Tremendous meteors hit the Earth, and the oceans probably boiled off many times during that age of meteors.
When the age of meteors ended three and a half billion years ago, the Earth finally formed its modern form with oceans and then DNA got off the ground almost immediately.
And some people have a hard time believing that life could start almost immediately after the age of meteors ended because it takes, you know, maybe a billion years to get DNA off the ground.
And it happened almost instantly on a geologic timeframe.
So some people, like Fred Hoyle, would like to believe that it came from outside rather than on the Earth.
My own particular point of view is different.
My own particular point of view is that the most ancient DNA is on the bottom of volcano vents on the bottom of the ocean.
The most ancient DNA is found near boiling water conditions.
Now during the age of meteors, the oceans probably boiled off many times.
So DNA might have gotten started during the age of meteors because DNA can survive boiling water or near boiling water conditions.
That's what the most ancient DNA is on the planet Earth, near volcano events on the bottom of the ocean.
Well, if there were Martian life, that is intelligent life that sprung up on Mars, and they realized their water was going to the ice caps, their water was going into outer space, drifting into space, bleeding into space, and the water was going underground into the permafrost, then I would suggest they would have three choices.

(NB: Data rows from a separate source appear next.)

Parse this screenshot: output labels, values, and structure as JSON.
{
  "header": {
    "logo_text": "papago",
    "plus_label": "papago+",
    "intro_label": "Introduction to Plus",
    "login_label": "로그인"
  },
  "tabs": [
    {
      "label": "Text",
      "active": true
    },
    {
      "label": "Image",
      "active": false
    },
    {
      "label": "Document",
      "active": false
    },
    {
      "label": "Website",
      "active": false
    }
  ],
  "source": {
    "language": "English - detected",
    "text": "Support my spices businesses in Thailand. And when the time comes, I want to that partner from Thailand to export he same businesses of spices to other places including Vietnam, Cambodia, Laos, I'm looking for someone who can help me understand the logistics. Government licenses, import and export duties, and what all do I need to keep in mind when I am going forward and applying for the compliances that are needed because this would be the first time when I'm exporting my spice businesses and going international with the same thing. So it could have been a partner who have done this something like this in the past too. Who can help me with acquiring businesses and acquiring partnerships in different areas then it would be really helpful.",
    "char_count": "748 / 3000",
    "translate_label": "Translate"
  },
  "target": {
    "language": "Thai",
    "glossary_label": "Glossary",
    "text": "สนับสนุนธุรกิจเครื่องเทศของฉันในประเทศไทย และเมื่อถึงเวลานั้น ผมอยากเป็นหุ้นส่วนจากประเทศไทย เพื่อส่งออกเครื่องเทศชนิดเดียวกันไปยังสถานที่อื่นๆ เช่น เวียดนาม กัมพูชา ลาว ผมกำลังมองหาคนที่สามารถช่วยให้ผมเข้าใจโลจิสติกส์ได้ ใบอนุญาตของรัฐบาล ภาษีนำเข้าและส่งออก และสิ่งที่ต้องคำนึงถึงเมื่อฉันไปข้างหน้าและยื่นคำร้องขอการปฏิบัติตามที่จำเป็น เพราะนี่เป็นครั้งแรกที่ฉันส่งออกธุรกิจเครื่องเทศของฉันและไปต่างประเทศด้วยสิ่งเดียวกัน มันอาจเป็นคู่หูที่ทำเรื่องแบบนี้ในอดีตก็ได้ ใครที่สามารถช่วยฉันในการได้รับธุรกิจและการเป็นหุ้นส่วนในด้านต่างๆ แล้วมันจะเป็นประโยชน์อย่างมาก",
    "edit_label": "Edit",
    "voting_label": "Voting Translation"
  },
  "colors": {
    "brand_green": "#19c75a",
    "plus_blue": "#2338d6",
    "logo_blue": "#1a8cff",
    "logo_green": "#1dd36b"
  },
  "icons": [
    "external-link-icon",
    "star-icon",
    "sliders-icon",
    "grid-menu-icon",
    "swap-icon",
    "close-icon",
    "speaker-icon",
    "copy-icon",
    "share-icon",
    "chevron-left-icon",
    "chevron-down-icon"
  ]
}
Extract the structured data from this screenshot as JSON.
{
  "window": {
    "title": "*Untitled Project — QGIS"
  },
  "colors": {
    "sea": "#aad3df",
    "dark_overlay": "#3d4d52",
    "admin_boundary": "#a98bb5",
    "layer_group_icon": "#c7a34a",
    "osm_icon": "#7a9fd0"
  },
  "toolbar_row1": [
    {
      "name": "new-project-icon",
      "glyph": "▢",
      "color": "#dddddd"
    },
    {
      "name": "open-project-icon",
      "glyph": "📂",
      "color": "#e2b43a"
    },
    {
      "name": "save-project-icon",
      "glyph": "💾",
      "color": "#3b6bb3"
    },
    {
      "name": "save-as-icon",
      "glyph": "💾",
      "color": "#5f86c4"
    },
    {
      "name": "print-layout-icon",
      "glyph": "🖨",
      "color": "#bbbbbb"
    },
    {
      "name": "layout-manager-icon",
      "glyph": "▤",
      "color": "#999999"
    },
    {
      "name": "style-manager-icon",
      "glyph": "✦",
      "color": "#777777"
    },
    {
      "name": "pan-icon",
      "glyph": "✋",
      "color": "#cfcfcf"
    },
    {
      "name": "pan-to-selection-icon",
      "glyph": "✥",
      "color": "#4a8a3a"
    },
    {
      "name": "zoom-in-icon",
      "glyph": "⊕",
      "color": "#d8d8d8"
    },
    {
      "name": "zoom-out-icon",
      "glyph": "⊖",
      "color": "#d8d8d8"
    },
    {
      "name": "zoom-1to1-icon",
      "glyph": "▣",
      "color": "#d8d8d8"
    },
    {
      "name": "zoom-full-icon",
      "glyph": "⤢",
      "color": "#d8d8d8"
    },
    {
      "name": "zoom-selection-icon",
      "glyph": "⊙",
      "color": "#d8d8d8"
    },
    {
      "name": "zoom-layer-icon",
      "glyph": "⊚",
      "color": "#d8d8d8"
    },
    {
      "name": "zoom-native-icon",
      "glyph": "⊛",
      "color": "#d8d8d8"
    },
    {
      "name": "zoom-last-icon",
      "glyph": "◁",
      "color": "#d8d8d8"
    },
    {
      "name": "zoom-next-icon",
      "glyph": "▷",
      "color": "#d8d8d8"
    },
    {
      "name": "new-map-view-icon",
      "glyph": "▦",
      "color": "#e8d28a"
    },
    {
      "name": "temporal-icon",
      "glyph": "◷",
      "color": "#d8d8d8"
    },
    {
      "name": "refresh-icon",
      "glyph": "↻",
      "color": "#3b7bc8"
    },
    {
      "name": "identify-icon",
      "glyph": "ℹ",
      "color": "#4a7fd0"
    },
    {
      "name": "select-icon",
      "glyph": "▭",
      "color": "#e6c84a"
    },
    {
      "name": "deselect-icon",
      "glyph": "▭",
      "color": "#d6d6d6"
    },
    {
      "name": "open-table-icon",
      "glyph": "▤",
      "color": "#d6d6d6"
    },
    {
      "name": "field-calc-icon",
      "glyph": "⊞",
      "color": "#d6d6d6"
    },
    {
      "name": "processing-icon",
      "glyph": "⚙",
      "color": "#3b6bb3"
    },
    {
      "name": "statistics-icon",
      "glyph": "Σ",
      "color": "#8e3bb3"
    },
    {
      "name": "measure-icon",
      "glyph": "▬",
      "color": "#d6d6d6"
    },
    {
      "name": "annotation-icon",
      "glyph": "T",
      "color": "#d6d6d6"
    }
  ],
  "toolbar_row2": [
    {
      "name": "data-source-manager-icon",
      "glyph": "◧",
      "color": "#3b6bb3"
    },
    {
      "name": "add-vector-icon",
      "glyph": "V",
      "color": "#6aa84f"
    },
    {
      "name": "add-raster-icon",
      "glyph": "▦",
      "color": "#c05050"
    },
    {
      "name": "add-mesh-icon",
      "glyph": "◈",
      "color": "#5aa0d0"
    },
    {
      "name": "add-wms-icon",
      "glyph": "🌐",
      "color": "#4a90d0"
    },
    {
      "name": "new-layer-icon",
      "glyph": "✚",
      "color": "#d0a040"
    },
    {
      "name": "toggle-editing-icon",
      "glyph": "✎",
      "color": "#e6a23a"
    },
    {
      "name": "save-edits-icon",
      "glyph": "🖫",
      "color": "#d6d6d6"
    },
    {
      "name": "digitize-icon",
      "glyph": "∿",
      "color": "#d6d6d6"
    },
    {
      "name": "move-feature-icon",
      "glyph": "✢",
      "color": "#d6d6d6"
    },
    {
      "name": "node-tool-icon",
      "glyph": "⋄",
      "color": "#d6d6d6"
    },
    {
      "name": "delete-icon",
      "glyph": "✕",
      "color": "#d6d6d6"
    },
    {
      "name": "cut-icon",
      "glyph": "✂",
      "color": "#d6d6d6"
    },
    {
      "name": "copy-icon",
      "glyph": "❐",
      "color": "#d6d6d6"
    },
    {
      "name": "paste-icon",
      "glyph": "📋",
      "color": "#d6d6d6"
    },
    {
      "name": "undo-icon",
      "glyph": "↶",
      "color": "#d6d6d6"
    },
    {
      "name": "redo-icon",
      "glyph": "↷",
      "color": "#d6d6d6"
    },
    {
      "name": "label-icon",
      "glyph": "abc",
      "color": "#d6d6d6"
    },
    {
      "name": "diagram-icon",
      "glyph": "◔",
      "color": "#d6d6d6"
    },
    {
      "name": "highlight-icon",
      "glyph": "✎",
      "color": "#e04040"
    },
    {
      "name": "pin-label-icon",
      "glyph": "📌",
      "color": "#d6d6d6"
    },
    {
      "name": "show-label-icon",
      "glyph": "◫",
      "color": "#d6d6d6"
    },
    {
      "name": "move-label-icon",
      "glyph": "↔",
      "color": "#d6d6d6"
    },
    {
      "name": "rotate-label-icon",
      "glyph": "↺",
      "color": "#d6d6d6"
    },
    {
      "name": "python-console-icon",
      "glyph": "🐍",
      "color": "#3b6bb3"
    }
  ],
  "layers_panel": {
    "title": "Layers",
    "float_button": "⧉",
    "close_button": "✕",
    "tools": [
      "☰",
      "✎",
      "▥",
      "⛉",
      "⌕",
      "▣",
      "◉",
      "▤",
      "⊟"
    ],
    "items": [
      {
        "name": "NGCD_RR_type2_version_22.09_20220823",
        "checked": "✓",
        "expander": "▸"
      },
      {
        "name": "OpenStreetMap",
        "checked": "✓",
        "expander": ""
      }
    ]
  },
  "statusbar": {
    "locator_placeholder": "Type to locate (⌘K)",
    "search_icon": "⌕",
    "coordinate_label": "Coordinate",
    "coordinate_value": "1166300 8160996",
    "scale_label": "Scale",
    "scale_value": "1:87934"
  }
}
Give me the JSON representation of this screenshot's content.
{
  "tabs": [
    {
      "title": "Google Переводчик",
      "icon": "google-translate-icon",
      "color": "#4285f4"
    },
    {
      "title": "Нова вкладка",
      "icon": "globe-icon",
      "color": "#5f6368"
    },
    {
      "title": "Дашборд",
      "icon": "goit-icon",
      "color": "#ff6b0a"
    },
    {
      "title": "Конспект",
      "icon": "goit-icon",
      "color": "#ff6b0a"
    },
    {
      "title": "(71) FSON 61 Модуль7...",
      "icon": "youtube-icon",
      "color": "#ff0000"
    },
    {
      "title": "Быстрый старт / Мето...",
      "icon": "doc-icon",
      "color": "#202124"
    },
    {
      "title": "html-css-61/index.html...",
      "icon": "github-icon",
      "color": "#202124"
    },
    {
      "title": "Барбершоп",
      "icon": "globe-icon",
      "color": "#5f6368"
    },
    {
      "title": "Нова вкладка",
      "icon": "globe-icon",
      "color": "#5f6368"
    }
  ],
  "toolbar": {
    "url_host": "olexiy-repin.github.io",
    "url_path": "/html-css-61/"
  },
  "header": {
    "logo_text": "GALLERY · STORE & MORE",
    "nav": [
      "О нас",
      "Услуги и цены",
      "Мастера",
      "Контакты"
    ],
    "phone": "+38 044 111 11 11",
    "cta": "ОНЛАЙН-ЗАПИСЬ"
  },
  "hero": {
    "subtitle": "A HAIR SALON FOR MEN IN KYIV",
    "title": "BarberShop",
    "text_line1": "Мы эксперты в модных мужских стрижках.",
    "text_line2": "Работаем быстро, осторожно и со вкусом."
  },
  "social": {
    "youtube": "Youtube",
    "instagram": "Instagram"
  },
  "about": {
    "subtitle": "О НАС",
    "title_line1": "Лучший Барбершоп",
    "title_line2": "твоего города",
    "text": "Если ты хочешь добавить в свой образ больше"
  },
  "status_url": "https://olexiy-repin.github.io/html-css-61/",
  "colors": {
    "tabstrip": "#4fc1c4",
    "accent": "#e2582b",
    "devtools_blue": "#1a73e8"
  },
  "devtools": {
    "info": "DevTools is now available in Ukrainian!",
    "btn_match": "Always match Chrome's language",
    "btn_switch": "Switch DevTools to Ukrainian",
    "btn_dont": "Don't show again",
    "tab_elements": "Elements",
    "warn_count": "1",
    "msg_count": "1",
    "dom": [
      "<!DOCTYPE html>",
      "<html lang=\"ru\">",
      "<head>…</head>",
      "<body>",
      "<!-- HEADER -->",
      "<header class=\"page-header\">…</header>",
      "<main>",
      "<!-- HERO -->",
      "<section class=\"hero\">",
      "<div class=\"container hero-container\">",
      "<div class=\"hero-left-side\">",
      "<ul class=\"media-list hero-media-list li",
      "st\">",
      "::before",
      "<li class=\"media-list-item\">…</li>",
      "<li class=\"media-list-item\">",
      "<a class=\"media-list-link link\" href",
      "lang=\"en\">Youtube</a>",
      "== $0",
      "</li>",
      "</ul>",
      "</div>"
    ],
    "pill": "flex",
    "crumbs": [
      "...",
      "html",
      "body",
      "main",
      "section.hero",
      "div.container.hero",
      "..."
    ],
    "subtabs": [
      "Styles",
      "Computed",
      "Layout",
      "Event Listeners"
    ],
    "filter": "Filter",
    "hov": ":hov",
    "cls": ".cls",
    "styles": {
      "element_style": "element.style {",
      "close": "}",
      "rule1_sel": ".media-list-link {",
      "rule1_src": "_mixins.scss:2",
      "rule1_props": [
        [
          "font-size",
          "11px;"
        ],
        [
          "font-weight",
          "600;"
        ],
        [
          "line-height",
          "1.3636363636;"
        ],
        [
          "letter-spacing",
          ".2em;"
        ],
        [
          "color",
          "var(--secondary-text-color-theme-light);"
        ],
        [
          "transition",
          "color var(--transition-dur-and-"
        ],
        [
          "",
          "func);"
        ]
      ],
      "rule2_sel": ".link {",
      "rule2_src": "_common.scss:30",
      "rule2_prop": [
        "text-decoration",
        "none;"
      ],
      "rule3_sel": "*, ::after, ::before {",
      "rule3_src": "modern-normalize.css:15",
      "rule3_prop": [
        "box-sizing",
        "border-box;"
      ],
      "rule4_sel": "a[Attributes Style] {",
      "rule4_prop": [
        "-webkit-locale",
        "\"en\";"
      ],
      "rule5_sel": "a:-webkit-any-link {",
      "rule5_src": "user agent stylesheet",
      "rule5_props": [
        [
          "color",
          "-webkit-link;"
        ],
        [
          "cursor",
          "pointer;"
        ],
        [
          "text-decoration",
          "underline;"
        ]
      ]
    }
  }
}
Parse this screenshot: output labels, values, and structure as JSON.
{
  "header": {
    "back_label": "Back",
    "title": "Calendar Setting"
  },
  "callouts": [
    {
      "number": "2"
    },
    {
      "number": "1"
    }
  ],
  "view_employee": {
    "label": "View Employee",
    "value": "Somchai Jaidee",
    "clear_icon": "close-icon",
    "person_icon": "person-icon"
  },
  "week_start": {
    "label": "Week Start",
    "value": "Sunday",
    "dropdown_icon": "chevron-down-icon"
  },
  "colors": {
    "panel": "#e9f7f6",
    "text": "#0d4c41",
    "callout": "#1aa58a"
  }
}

Either dig underground and have an underground civilization where we couldn't see them, go to the polar ice caps where they would melt ice to get water, or flee into outer space.
That's where the water went on Mars, three places.
And if they stayed on Mars, then the most likely place to find Martians is underground in the permafrost, where they may have machines or hot water springs that keep them going.
And we now know from the latest data that just was announced about three months ago that there probably is a very large permafrost under the Martian surface.
As Mars was bleeding its atmosphere, as Mars was aging, you know, premature aging very rapidly because it has a small gravity, then the Earth would be a very juicy place to go.
So as Mars aged and got colder and as its atmosphere evaporated, the Martians would have a choice, either flee into outer space or go underground.
And if they flee into outer space, Earth would be a very good choice for it, much closer to the sun and with plenty of liquid water, which is the universal solvent, which is the, of course, the amniotic fluid of life, is water.
All right, Doctor, we are approaching the last hour of the program, and I always do give all my guests the opportunity, you know, if they have a big day coming up the next day, to bail out now or to carry forth for another hour.